Whilst I genuinely can’t remember the first record I ever bought (instead, each Sunday I used to record the top 40 off the radio onto cassette tape – I became a master at making sure that the DJ’s voice over was never included – oh the 90’s). The tape rescued me from the dull 40 min bus ride to school.

I lived in a pretty crap northern town, that had no gigs, and when there were gigs, they were all 18+ – there was really no hope to discover new bands beyond NME and MTV2.

Still, I caught up with the rest of the world at university. I was lucky to go to a college that had a music industry course, and nearly all my friends either studied that course or were in bands. I was properly introduced to emo in 2001 – in the laundry room, when my soon to be 2nd year flatmate introduced me to American Football and 90s emo/punk.

From there it became an obsession (outside of my first love, and major; film studies).

Live music is still one of my most favourite hobbies. There’s no greater feeling than seeing a band you love doing what they love, 5 yards from your face.

Working in music publishing meant that I was able to devour the tracks of modern composers on a daily basis. A requirement of the job, and one I was thoroughly grateful for, it really broadened my horizons.

The recent 90s emo revival means that I’m even more spoiled for choice with heaps of bands from all over the world giving their two cents. It’s brilliant. It’s also crazy seeing so many youngsters getting into the bands I fell in love 14 years ago in that laundry room.
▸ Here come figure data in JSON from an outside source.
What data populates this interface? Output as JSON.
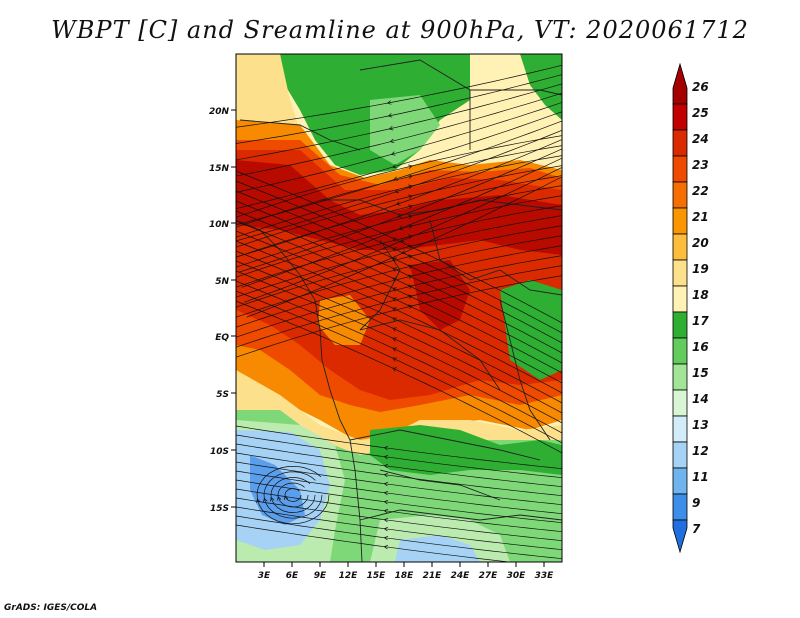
{
  "title": "WBPT [C] and Sreamline at 900hPa, VT: 2020061712",
  "footer": "GrADS: IGES/COLA",
  "lat_labels": [
    "20N",
    "15N",
    "10N",
    "5N",
    "EQ",
    "5S",
    "10S",
    "15S"
  ],
  "lon_labels": [
    "3E",
    "6E",
    "9E",
    "12E",
    "15E",
    "18E",
    "21E",
    "24E",
    "27E",
    "30E",
    "33E"
  ],
  "colorbar": {
    "labels": [
      "26",
      "25",
      "24",
      "23",
      "22",
      "21",
      "20",
      "19",
      "18",
      "17",
      "16",
      "15",
      "14",
      "13",
      "12",
      "11",
      "9",
      "7"
    ],
    "colors": [
      "#a50000",
      "#c30000",
      "#dc2a00",
      "#ee4a00",
      "#f56e00",
      "#fa9600",
      "#fcbd3c",
      "#fde08c",
      "#fff2b4",
      "#2eae32",
      "#62cc5c",
      "#a2e596",
      "#d8f5d4",
      "#d2ecfa",
      "#a5d2f5",
      "#6fb4ef",
      "#3c8ee8",
      "#1f6fe0"
    ]
  },
  "colors": {
    "dark_red": "#b90a00",
    "red": "#dc2a00",
    "orange_red": "#ee4a00",
    "orange": "#f78a00",
    "yellow": "#fde08c",
    "pale_yellow": "#fff2b4",
    "green": "#2eae32",
    "light_green": "#7ed878",
    "pale_green": "#bcebb0",
    "light_blue": "#a5d2f5",
    "blue": "#5a9eec"
  }
}
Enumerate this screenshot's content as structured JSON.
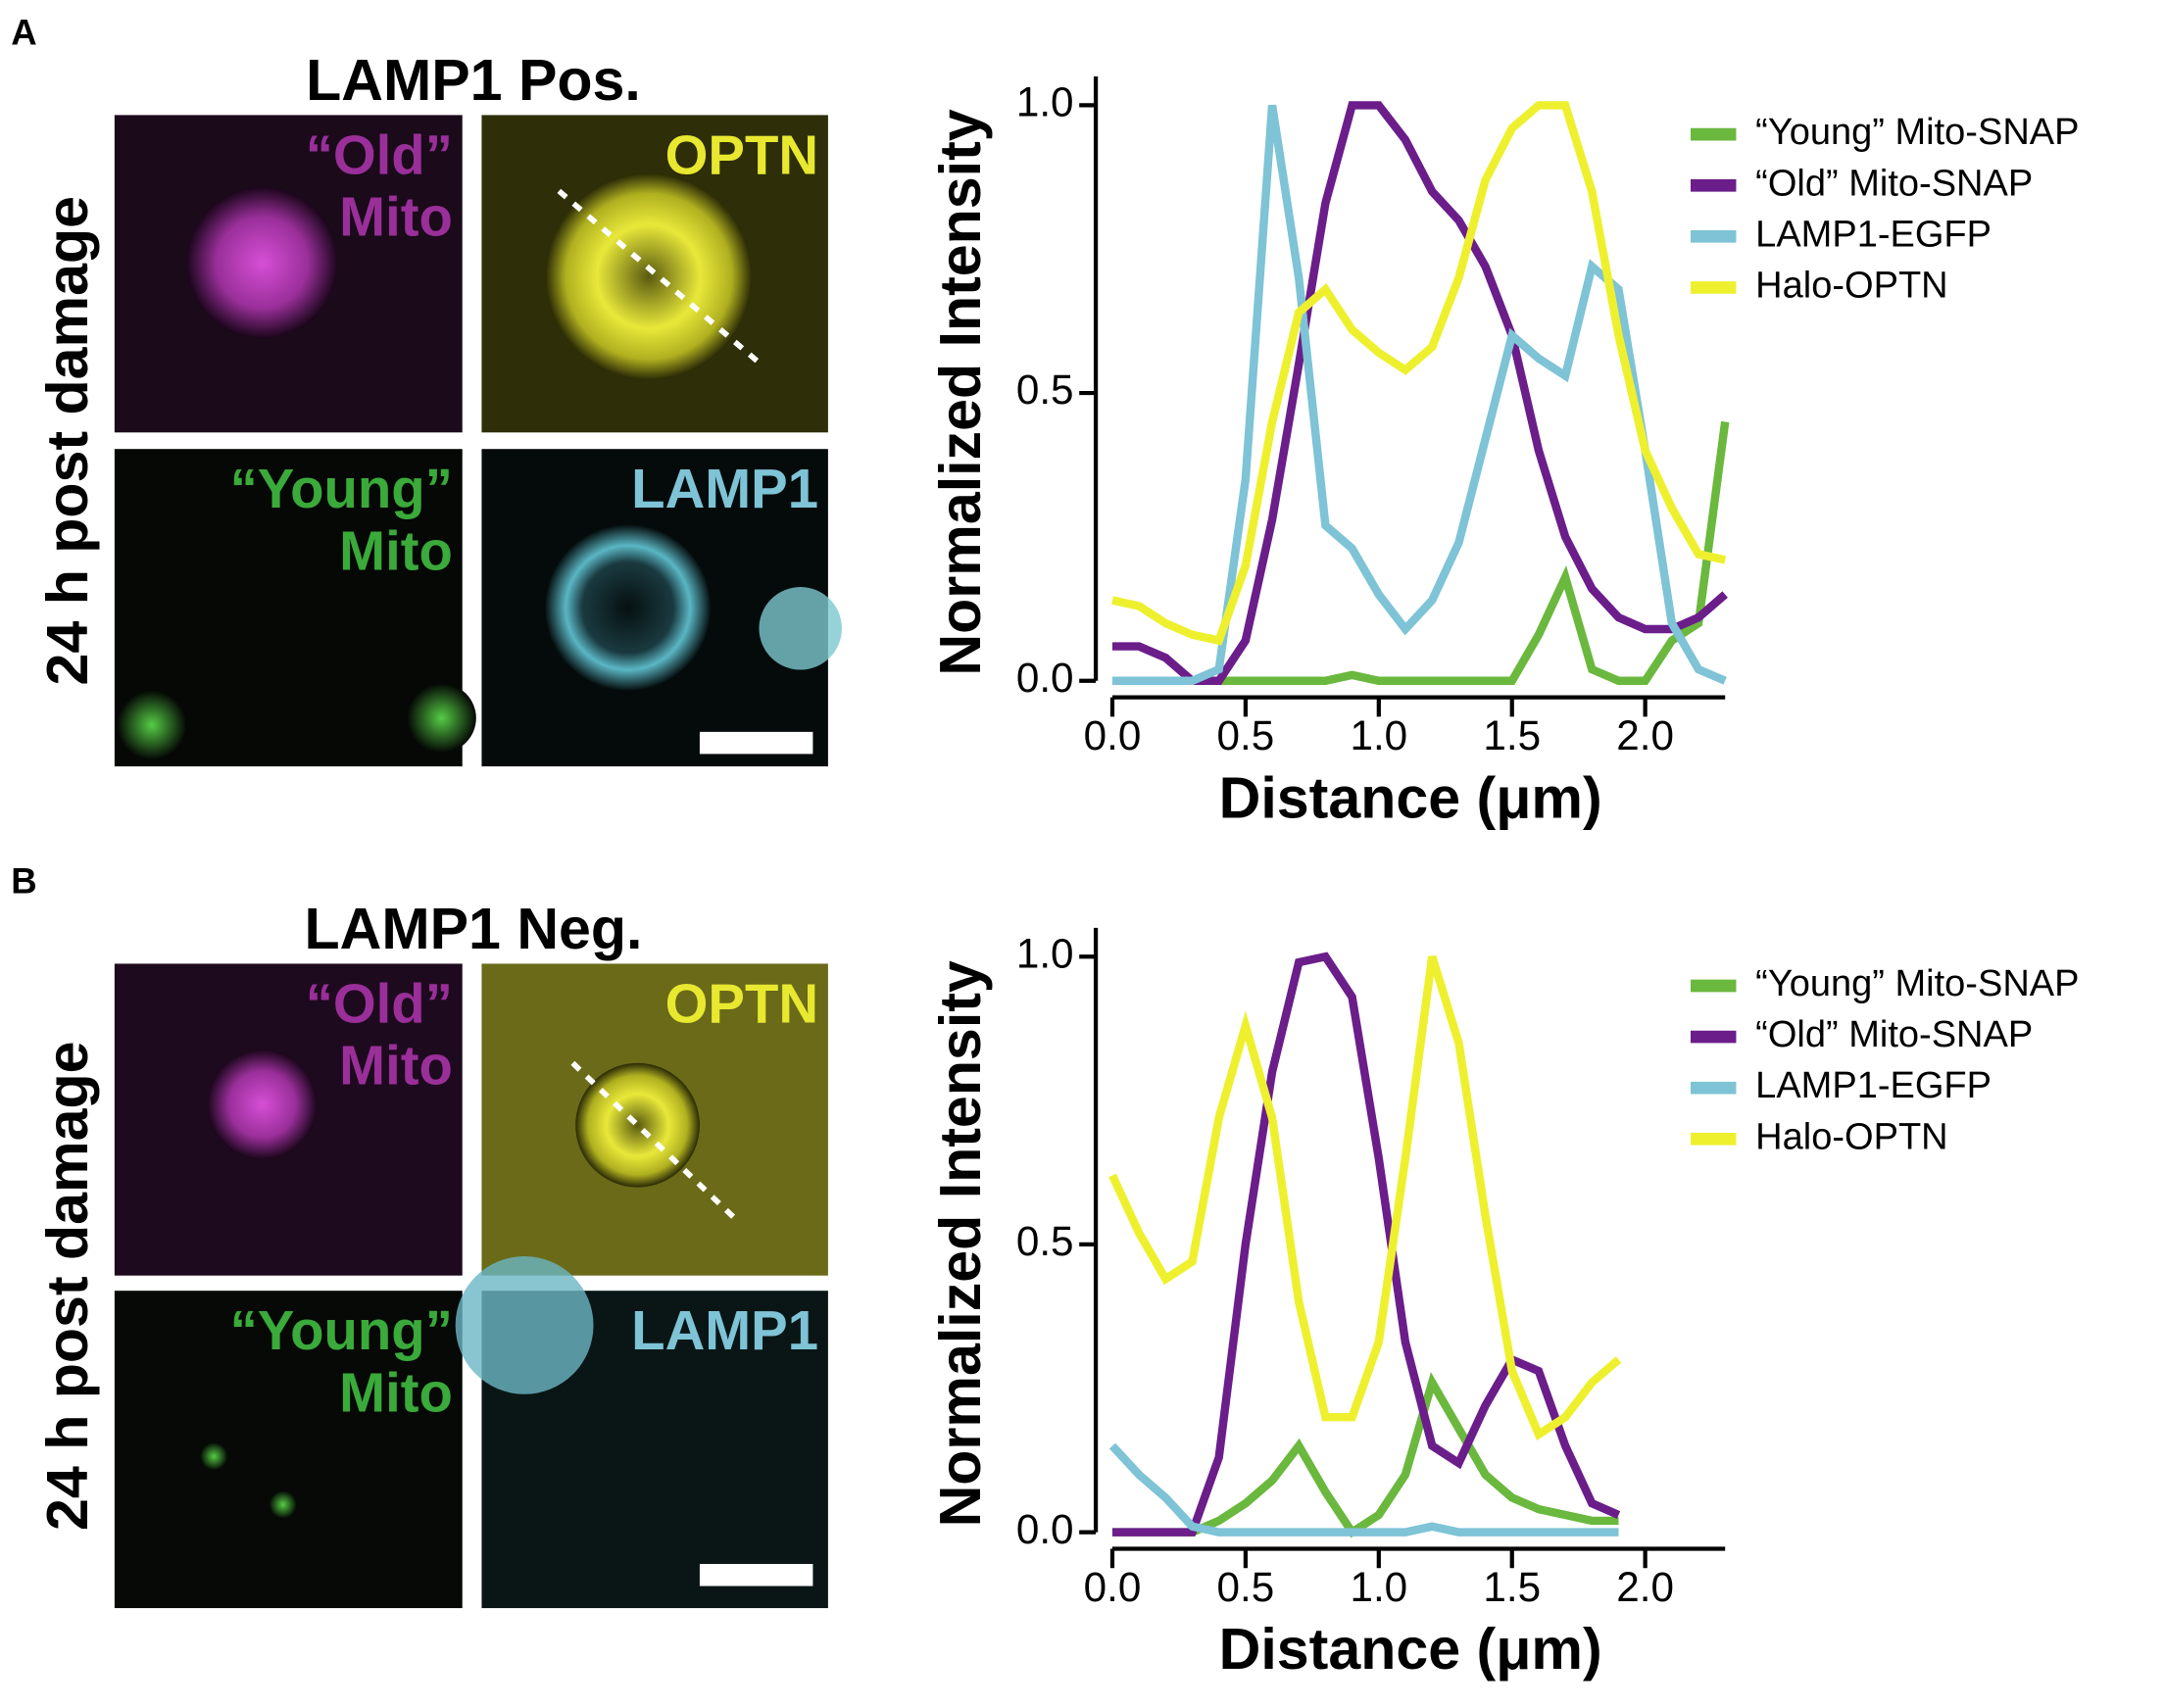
{
  "panels": [
    {
      "label": "A",
      "title": "LAMP1 Pos.",
      "row_label": "24 h post damage",
      "images": [
        {
          "lines": [
            "“Old”",
            "Mito"
          ]
        },
        {
          "lines": [
            "OPTN"
          ]
        },
        {
          "lines": [
            "“Young”",
            "Mito"
          ]
        },
        {
          "lines": [
            "LAMP1"
          ]
        }
      ]
    },
    {
      "label": "B",
      "title": "LAMP1 Neg.",
      "row_label": "24 h post damage",
      "images": [
        {
          "lines": [
            "“Old”",
            "Mito"
          ]
        },
        {
          "lines": [
            "OPTN"
          ]
        },
        {
          "lines": [
            "“Young”",
            "Mito"
          ]
        },
        {
          "lines": [
            "LAMP1"
          ]
        }
      ]
    }
  ],
  "chart_data": [
    {
      "type": "line",
      "xlabel": "Distance (μm)",
      "ylabel": "Normalized Intensity",
      "x": [
        0,
        0.1,
        0.2,
        0.3,
        0.4,
        0.5,
        0.6,
        0.7,
        0.8,
        0.9,
        1.0,
        1.1,
        1.2,
        1.3,
        1.4,
        1.5,
        1.6,
        1.7,
        1.8,
        1.9,
        2.0,
        2.1,
        2.2,
        2.3
      ],
      "xlim": [
        0,
        2.3
      ],
      "ylim": [
        0,
        1.05
      ],
      "xticks": [
        {
          "value": 0,
          "label": "0.0"
        },
        0.5,
        {
          "value": 1,
          "label": "1.0"
        },
        1.5,
        {
          "value": 2,
          "label": "2.0"
        }
      ],
      "yticks": [
        {
          "value": 0,
          "label": "0.0"
        },
        0.5,
        {
          "value": 1,
          "label": "1.0"
        }
      ],
      "legend": "upper right",
      "series": [
        {
          "name": "“Young” Mito-SNAP",
          "color": "#6ab83e",
          "values": [
            0,
            0,
            0,
            0,
            0,
            0,
            0,
            0,
            0,
            0.01,
            0,
            0,
            0,
            0,
            0,
            0,
            0.08,
            0.18,
            0.02,
            0,
            0,
            0.07,
            0.1,
            0.45
          ]
        },
        {
          "name": "“Old” Mito-SNAP",
          "color": "#6b1d8a",
          "values": [
            0.06,
            0.06,
            0.04,
            0,
            0,
            0.07,
            0.28,
            0.55,
            0.83,
            1.0,
            1.0,
            0.94,
            0.85,
            0.8,
            0.72,
            0.6,
            0.4,
            0.25,
            0.16,
            0.11,
            0.09,
            0.09,
            0.11,
            0.15
          ]
        },
        {
          "name": "LAMP1-EGFP",
          "color": "#7ec3d6",
          "values": [
            0,
            0,
            0,
            0,
            0.02,
            0.35,
            1.0,
            0.7,
            0.27,
            0.23,
            0.15,
            0.09,
            0.14,
            0.24,
            0.42,
            0.6,
            0.56,
            0.53,
            0.72,
            0.68,
            0.4,
            0.1,
            0.02,
            0
          ]
        },
        {
          "name": "Halo-OPTN",
          "color": "#eef02e",
          "values": [
            0.14,
            0.13,
            0.1,
            0.08,
            0.07,
            0.2,
            0.45,
            0.64,
            0.68,
            0.61,
            0.57,
            0.54,
            0.58,
            0.7,
            0.87,
            0.96,
            1.0,
            1.0,
            0.85,
            0.6,
            0.4,
            0.3,
            0.22,
            0.21
          ]
        }
      ]
    },
    {
      "type": "line",
      "xlabel": "Distance (μm)",
      "ylabel": "Normalized Intensity",
      "x": [
        0,
        0.1,
        0.2,
        0.3,
        0.4,
        0.5,
        0.6,
        0.7,
        0.8,
        0.9,
        1.0,
        1.1,
        1.2,
        1.3,
        1.4,
        1.5,
        1.6,
        1.7,
        1.8,
        1.9
      ],
      "xlim": [
        0,
        2.3
      ],
      "ylim": [
        0,
        1.05
      ],
      "xticks": [
        {
          "value": 0,
          "label": "0.0"
        },
        0.5,
        {
          "value": 1,
          "label": "1.0"
        },
        1.5,
        {
          "value": 2,
          "label": "2.0"
        }
      ],
      "yticks": [
        {
          "value": 0,
          "label": "0.0"
        },
        0.5,
        {
          "value": 1,
          "label": "1.0"
        }
      ],
      "legend": "upper right",
      "series": [
        {
          "name": "“Young” Mito-SNAP",
          "color": "#6ab83e",
          "values": [
            0,
            0,
            0,
            0,
            0.02,
            0.05,
            0.09,
            0.15,
            0.07,
            0,
            0.03,
            0.1,
            0.26,
            0.18,
            0.1,
            0.06,
            0.04,
            0.03,
            0.02,
            0.02
          ]
        },
        {
          "name": "“Old” Mito-SNAP",
          "color": "#6b1d8a",
          "values": [
            0,
            0,
            0,
            0,
            0.13,
            0.5,
            0.8,
            0.99,
            1.0,
            0.93,
            0.65,
            0.33,
            0.15,
            0.12,
            0.22,
            0.3,
            0.28,
            0.15,
            0.05,
            0.03
          ]
        },
        {
          "name": "LAMP1-EGFP",
          "color": "#7ec3d6",
          "values": [
            0.15,
            0.1,
            0.06,
            0.01,
            0,
            0,
            0,
            0,
            0,
            0,
            0,
            0,
            0.01,
            0,
            0,
            0,
            0,
            0,
            0,
            0
          ]
        },
        {
          "name": "Halo-OPTN",
          "color": "#eef02e",
          "values": [
            0.62,
            0.52,
            0.44,
            0.47,
            0.72,
            0.88,
            0.72,
            0.4,
            0.2,
            0.2,
            0.33,
            0.65,
            1.0,
            0.85,
            0.55,
            0.28,
            0.17,
            0.2,
            0.26,
            0.3
          ]
        }
      ]
    }
  ]
}
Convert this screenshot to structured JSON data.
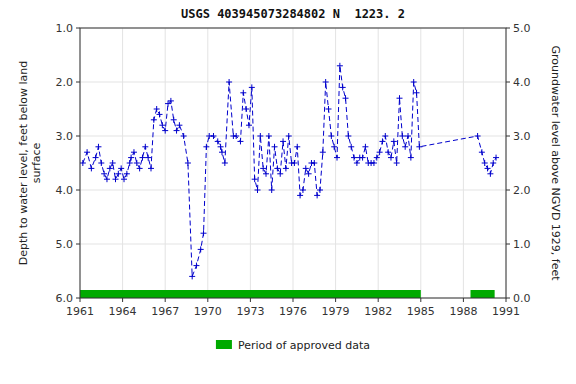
{
  "chart_data": {
    "type": "line",
    "title": "USGS 403945073284802 N  1223. 2",
    "y_label": "Depth to water level, feet below land\nsurface",
    "y2_label": "Groundwater level above NGVD 1929, feet",
    "xlim": [
      1961,
      1991
    ],
    "xticks": [
      1961,
      1964,
      1967,
      1970,
      1973,
      1976,
      1979,
      1982,
      1985,
      1988,
      1991
    ],
    "ylim": [
      6.0,
      1.0
    ],
    "yticks": [
      {
        "value": 1.0,
        "label": "1.0"
      },
      {
        "value": 2.0,
        "label": "2.0"
      },
      {
        "value": 3.0,
        "label": "3.0"
      },
      {
        "value": 4.0,
        "label": "4.0"
      },
      {
        "value": 5.0,
        "label": "5.0"
      },
      {
        "value": 6.0,
        "label": "6.0"
      }
    ],
    "y2lim": [
      0.0,
      5.0
    ],
    "y2ticks": [
      {
        "value": 0.0,
        "label": "0.0"
      },
      {
        "value": 1.0,
        "label": "1.0"
      },
      {
        "value": 2.0,
        "label": "2.0"
      },
      {
        "value": 3.0,
        "label": "3.0"
      },
      {
        "value": 4.0,
        "label": "4.0"
      },
      {
        "value": 5.0,
        "label": "5.0"
      }
    ],
    "grid": true,
    "legend": "bottom",
    "series": [
      {
        "type": "line",
        "color": "#0000cc",
        "marker": "plus",
        "line_style": "dashed",
        "x": [
          1961.2,
          1961.5,
          1961.8,
          1962.1,
          1962.3,
          1962.5,
          1962.7,
          1962.9,
          1963.1,
          1963.3,
          1963.5,
          1963.7,
          1963.9,
          1964.1,
          1964.3,
          1964.5,
          1964.6,
          1964.8,
          1965.0,
          1965.2,
          1965.4,
          1965.6,
          1965.8,
          1966.0,
          1966.2,
          1966.4,
          1966.6,
          1966.8,
          1967.0,
          1967.2,
          1967.4,
          1967.6,
          1967.8,
          1968.0,
          1968.3,
          1968.6,
          1968.9,
          1969.2,
          1969.5,
          1969.7,
          1969.9,
          1970.1,
          1970.4,
          1970.7,
          1970.9,
          1971.0,
          1971.2,
          1971.5,
          1971.8,
          1972.0,
          1972.3,
          1972.5,
          1972.7,
          1972.9,
          1973.1,
          1973.3,
          1973.5,
          1973.7,
          1973.9,
          1974.1,
          1974.3,
          1974.5,
          1974.7,
          1974.9,
          1975.1,
          1975.3,
          1975.5,
          1975.7,
          1975.9,
          1976.1,
          1976.3,
          1976.5,
          1976.7,
          1976.9,
          1977.1,
          1977.3,
          1977.5,
          1977.7,
          1977.9,
          1978.1,
          1978.3,
          1978.5,
          1978.7,
          1978.9,
          1979.1,
          1979.3,
          1979.5,
          1979.7,
          1979.9,
          1980.1,
          1980.3,
          1980.5,
          1980.7,
          1980.9,
          1981.1,
          1981.3,
          1981.5,
          1981.7,
          1981.9,
          1982.1,
          1982.3,
          1982.5,
          1982.7,
          1982.9,
          1983.1,
          1983.3,
          1983.5,
          1983.7,
          1983.9,
          1984.1,
          1984.3,
          1984.5,
          1984.7,
          1984.9,
          1989.0,
          1989.3,
          1989.5,
          1989.7,
          1989.9,
          1990.1,
          1990.3
        ],
        "values": [
          3.5,
          3.3,
          3.6,
          3.4,
          3.2,
          3.5,
          3.7,
          3.8,
          3.6,
          3.5,
          3.8,
          3.7,
          3.6,
          3.8,
          3.7,
          3.5,
          3.4,
          3.3,
          3.5,
          3.6,
          3.4,
          3.2,
          3.4,
          3.6,
          2.7,
          2.5,
          2.6,
          2.8,
          2.9,
          2.4,
          2.35,
          2.7,
          2.9,
          2.8,
          3.0,
          3.5,
          5.6,
          5.4,
          5.1,
          4.8,
          3.2,
          3.0,
          3.0,
          3.1,
          3.2,
          3.3,
          3.5,
          2.0,
          3.0,
          3.0,
          3.1,
          2.2,
          2.5,
          2.8,
          2.1,
          3.8,
          4.0,
          3.0,
          3.6,
          3.7,
          3.0,
          4.0,
          3.2,
          3.6,
          3.7,
          3.1,
          3.6,
          3.0,
          3.5,
          3.5,
          3.2,
          4.1,
          4.0,
          3.6,
          3.7,
          3.5,
          3.5,
          4.1,
          4.0,
          3.3,
          2.0,
          2.5,
          3.0,
          3.2,
          3.4,
          1.7,
          2.1,
          2.3,
          3.0,
          3.2,
          3.4,
          3.5,
          3.4,
          3.4,
          3.2,
          3.5,
          3.5,
          3.5,
          3.4,
          3.3,
          3.1,
          3.0,
          3.3,
          3.4,
          3.1,
          3.5,
          2.3,
          3.0,
          3.2,
          3.0,
          3.4,
          2.0,
          2.2,
          3.2,
          3.0,
          3.3,
          3.5,
          3.6,
          3.7,
          3.5,
          3.4
        ]
      },
      {
        "name": "Period of approved data",
        "type": "range",
        "color": "#00aa00",
        "start": [
          1961.0,
          1988.5
        ],
        "end": [
          1985.0,
          1990.2
        ]
      }
    ]
  }
}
I’ve been through some pretty bad stuff, (I think we all have). There has been times of extreme loneliness, and whilst I don’t suffer from depression, I genuinely believe that music has a huge hand in that. It helped me through some of the toughest things I have ever had to go through.

There’s not many things that last, but I think music, and the memories that it creates will last forever.

TL:DR – I love 90s punk and classical and folk and everything in between.

What genres of music did you grow up with? Do you think something as powerful as music can shape who you are as a person or do you just prefer to listen and then switch off?